BOSTON (AP)—From seven runs down to seven runs up, just like that.
Mike Lowell had four hits and Kevin Youkilis delivered a bases-loaded triple during a six-run sixth inning Tuesday night as the Boston Red Sox rallied from a seven-run deficit to beat the Tampa Bay Devil Rays 16-10.
“It didn’t start out looking that great; 8-1 is not really the formula,” Red Sox manager Terry Francona said. “But we made them go to the bullpen, and then we made them continue to go to the bullpen. We didn’t abandon what we were trying to do, and we were rewarded for it.”
Pitching against a team he has dominated throughout his career, Tim Wakefield was tagged for seven runs in three-plus innings as the Devil Rays jumped ahead. But Boston scored four in the fourth and three in the fifth before taking the lead in the sixth and making it 16-9 in the seventh on solo homers by David Ortiz and J.D. Drew.
“It was exciting to be a part of,” said backup catcher Kevin Cash, who snapped an 0-for-12 slump with a two-run single in the fourth and had a career-high three RBIs. “It was a big game for us to win.”
Bryan Corey (1-0) tossed a scoreless inning to earn the win in Boston’s biggest comeback victory since 2000. With the season-high 16 runs, the Red Sox maintained a five-game lead over the Yankees in the AL East and made sure they’ll still be in front even if they’re swept by New York in their three-game series this weekend.

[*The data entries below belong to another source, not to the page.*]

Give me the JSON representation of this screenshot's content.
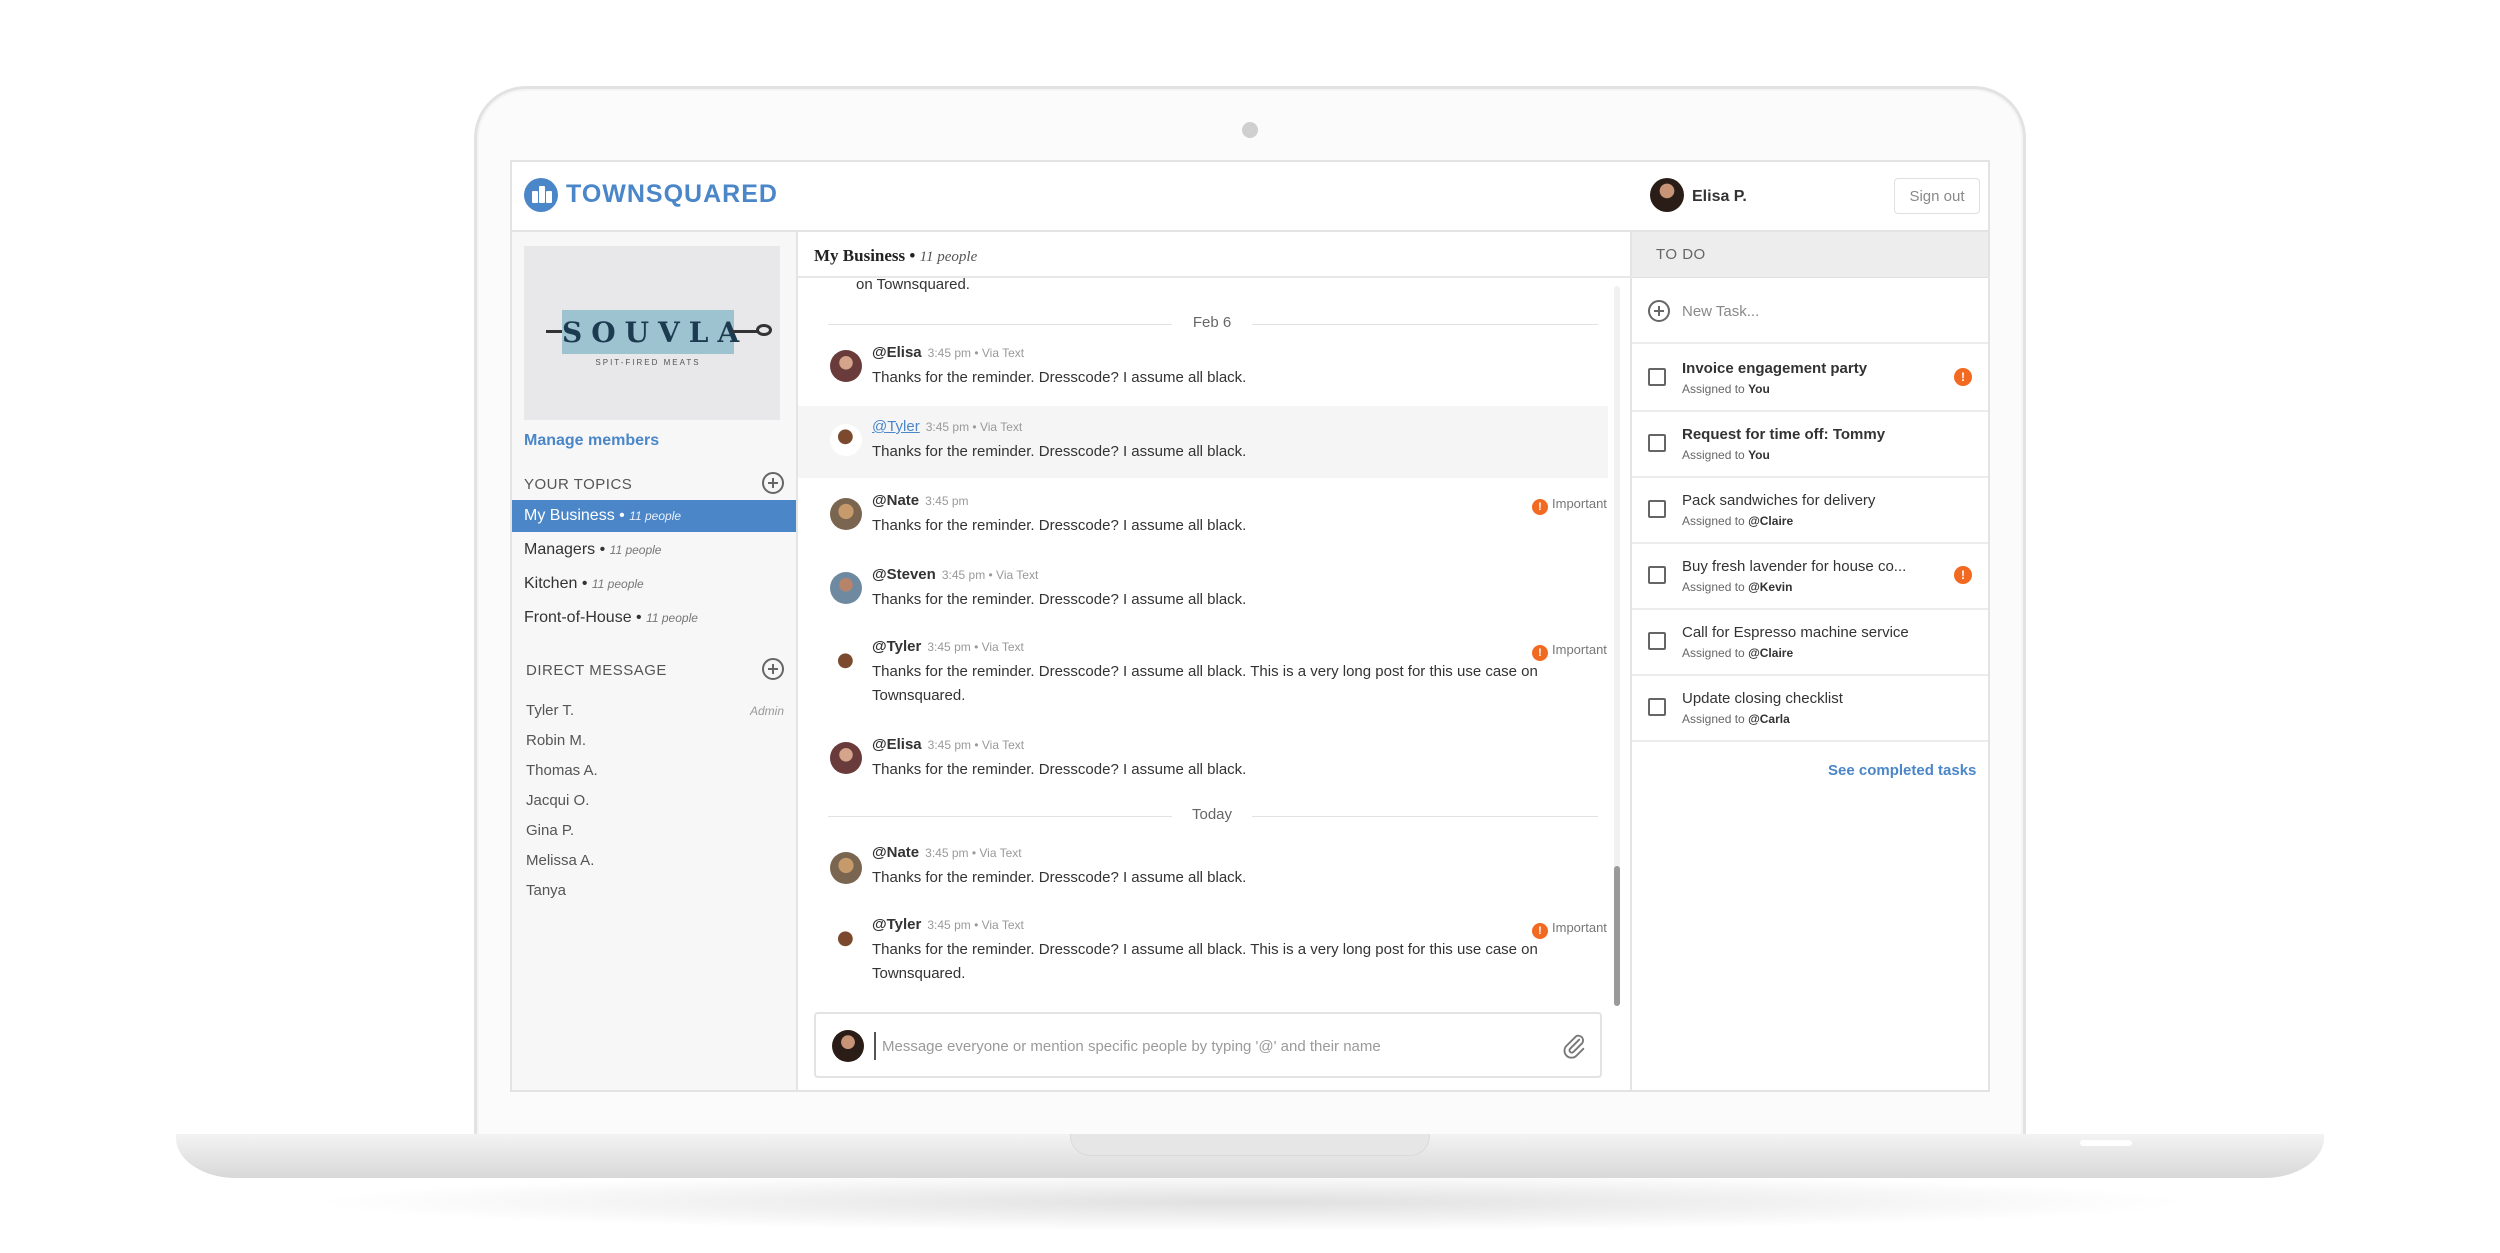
{
  "app": {
    "logo_text": "TOWNSQUARED",
    "user_name": "Elisa P.",
    "sign_out_label": "Sign out"
  },
  "sidebar": {
    "brand_name": "SOUVLA",
    "brand_tagline": "SPIT-FIRED MEATS",
    "manage_members": "Manage members",
    "topics_title": "YOUR TOPICS",
    "topics": [
      {
        "name": "My Business",
        "count": "11 people",
        "active": true
      },
      {
        "name": "Managers",
        "count": "11 people",
        "active": false
      },
      {
        "name": "Kitchen",
        "count": "11 people",
        "active": false
      },
      {
        "name": "Front-of-House",
        "count": "11 people",
        "active": false
      }
    ],
    "dm_title": "DIRECT MESSAGE",
    "dms": [
      {
        "name": "Tyler T.",
        "role": "Admin"
      },
      {
        "name": "Robin M.",
        "role": ""
      },
      {
        "name": "Thomas A.",
        "role": ""
      },
      {
        "name": "Jacqui O.",
        "role": ""
      },
      {
        "name": "Gina P.",
        "role": ""
      },
      {
        "name": "Melissa A.",
        "role": ""
      },
      {
        "name": "Tanya",
        "role": ""
      }
    ]
  },
  "chat": {
    "title": "My Business",
    "subtitle": "11 people",
    "cut_text": "on Townsquared.",
    "date_feb6": "Feb 6",
    "date_today": "Today",
    "important_label": "Important",
    "messages": [
      {
        "author": "@Elisa",
        "meta": "3:45 pm • Via Text",
        "text": "Thanks for the reminder. Dresscode? I assume all black.",
        "important": false
      },
      {
        "author": "@Tyler",
        "meta": "3:45 pm • Via Text",
        "text": "Thanks for the reminder. Dresscode? I assume all black.",
        "important": false
      },
      {
        "author": "@Nate",
        "meta": "3:45 pm",
        "text": "Thanks for the reminder. Dresscode? I assume all black.",
        "important": true
      },
      {
        "author": "@Steven",
        "meta": "3:45 pm • Via Text",
        "text": "Thanks for the reminder. Dresscode? I assume all black.",
        "important": false
      },
      {
        "author": "@Tyler",
        "meta": "3:45 pm • Via Text",
        "text": "Thanks for the reminder. Dresscode? I assume all black. This is a very long post for this use case on Townsquared.",
        "important": true
      },
      {
        "author": "@Elisa",
        "meta": "3:45 pm • Via Text",
        "text": "Thanks for the reminder. Dresscode? I assume all black.",
        "important": false
      },
      {
        "author": "@Nate",
        "meta": "3:45 pm • Via Text",
        "text": "Thanks for the reminder. Dresscode? I assume all black.",
        "important": false
      },
      {
        "author": "@Tyler",
        "meta": "3:45 pm • Via Text",
        "text": "Thanks for the reminder. Dresscode? I assume all black. This is a very long post for this use case on Townsquared.",
        "important": true
      }
    ],
    "composer_placeholder": "Message everyone or mention specific people by typing '@' and their name"
  },
  "todo": {
    "title": "TO DO",
    "new_task_placeholder": "New Task...",
    "assigned_prefix": "Assigned to",
    "tasks": [
      {
        "title": "Invoice engagement party",
        "assignee": "You",
        "bold": true,
        "important": true
      },
      {
        "title": "Request for time off: Tommy",
        "assignee": "You",
        "bold": true,
        "important": false
      },
      {
        "title": "Pack sandwiches for delivery",
        "assignee": "@Claire",
        "bold": false,
        "important": false
      },
      {
        "title": "Buy fresh lavender for house co...",
        "assignee": "@Kevin",
        "bold": false,
        "important": true
      },
      {
        "title": "Call for Espresso machine service",
        "assignee": "@Claire",
        "bold": false,
        "important": false
      },
      {
        "title": "Update closing checklist",
        "assignee": "@Carla",
        "bold": false,
        "important": false
      }
    ],
    "see_completed": "See completed tasks"
  },
  "colors": {
    "brand_blue": "#4a86c8",
    "important_orange": "#f26a21"
  }
}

“Definitely,” that’s important, Ortiz said. “They’ve been playing good. They’re not messing around.”
Jon Switzer (0-1) got the last out of the fifth but allowed two runs and two hits in the sixth to give up the rest of the lead. Tampa Bay had won three straight and 13 of 17, including Monday night’s 1-0 victory over Boston when Scott Kazmir outpitched Curt Schilling.
“Last night we barely got enough runs to win,” said second baseman Brendan Harris, who homered. “Tonight was the reverse.”
The Devil Rays blew a seven-run lead for the second time this season. They have also lost twice after leading 8-2.
“The Red Sox are playing for a whole bunch of stuff right now and their pro hitters rose to the occasion,” Tampa Bay manager Joe Maddon said. “We have to be able to come into those moments and stop them, and we didn’t do it.”
Carlos Pena also homered for the Devil Rays, who scored four in the second against Wakefield and then chased him with one run in, two on and nobody out in the fourth. Dioner Navarro finished with a career-best four hits, while Pena, Akinori Iwamura and Josh Wilson had three hits apiece.
Wakefield had been 19-2 against the Devil Rays, and he ran off 22 consecutive scoreless innings before lasting just 3 2-3 in his previous start, against Baltimore. The Devil Rays had not scored a run on him in 20 innings before getting four in the second.
It was Wakefield’s shortest start due to ineffectiveness since 2001 (he left other games because of injury and to rest for the playoffs).
Lowell had his sixth game of four or more hits—most in the majors. Drew, a $14 million-a-year free agent, was booed after he struck out looking to end the first inning but he followed with two singles and a homer—his first home run at Fenway Park since April 22.
Ellsbury has hit in all 11 games since being called up from the minors, and he now has three homers in the majors after hitting just two in 436 minor league at-bats this season.
Harris’ second-inning homer was his 11th of the season, but his third in the last six games. … Pena’s fourth-inning homer was his 39th of the season and his 13th in his last 22 games. … Tampa Bay has not won a series in Boston since 1999 (0-18-4). … Ortiz’s 218th homer as a designated hitter tied Don Baylor for fourth on the career list. … Devil Rays starter Andy Sonnanstine had won three straight, allowing only four earned runs in 19 innings. He gave up five runs in 3 1-3 innings against Boston. … The Red Sox hit for the cycle as a team in the sixth inning.